The costs of mental illness – in the form of disability, loss of productivity, and premature death – are often underestimated. Addressing the global mental-health challenge requires not just building up traditional mental health-care capacities, but also taking advantage of cutting-edge technologies like artificial intelligence.

BOSTON – A few years ago, toward the end of his life, my father battled severe depression. As a physician and professor, he did not lack access to mental-health care. But he had grown up in a society that stigmatized mental illness, and he was unwilling to seek professional help. As a son, it was devastating to watch my father suffer. As a public-health researcher, I gained a new awareness of the myriad systemic failures in the provision of care.

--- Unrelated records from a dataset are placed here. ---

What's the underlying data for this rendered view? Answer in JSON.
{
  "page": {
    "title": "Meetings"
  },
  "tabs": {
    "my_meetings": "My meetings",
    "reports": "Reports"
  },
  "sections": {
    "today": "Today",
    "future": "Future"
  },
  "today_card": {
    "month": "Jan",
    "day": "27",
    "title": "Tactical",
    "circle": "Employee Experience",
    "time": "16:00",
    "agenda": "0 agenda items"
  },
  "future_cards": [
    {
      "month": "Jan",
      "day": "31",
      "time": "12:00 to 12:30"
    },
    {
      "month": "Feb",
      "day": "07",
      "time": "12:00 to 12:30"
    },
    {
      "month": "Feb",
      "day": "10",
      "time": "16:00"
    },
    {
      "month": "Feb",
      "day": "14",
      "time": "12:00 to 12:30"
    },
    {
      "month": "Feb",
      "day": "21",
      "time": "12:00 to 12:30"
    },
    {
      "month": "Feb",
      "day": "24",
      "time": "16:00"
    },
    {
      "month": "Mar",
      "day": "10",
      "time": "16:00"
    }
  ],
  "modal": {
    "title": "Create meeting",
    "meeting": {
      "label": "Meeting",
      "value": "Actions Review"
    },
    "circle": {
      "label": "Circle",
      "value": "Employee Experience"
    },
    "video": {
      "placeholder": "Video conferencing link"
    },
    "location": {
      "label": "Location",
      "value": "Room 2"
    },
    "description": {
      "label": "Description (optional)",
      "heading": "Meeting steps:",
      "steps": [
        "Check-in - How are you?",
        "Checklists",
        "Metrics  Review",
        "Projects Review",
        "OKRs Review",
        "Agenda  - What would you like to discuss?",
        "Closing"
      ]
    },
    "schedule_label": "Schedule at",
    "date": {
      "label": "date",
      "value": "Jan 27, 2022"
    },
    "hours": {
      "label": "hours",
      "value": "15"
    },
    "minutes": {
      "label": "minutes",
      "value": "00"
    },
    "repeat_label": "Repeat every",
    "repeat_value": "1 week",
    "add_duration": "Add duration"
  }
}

Scientists from around the world are now seeking to address the problems with “Countdown Global Mental Health 2030,” a “multi-stakeholder monitoring and accountability collaboration for mental health” launched in February. But, while this initiative is a positive step, it neglects a key element of an effective solution: advanced technology, especially artificial intelligence (AI).

Globally, the supply of psychiatrists and clinical psychologists is nowhere near sufficient. For example, in Zimbabwe, there are just 25 mental-health professionals for a population of over 16 million. While the country has produced some innovative and useful community-led initiatives, such as the “Friendship Bench,” their scalability is limited.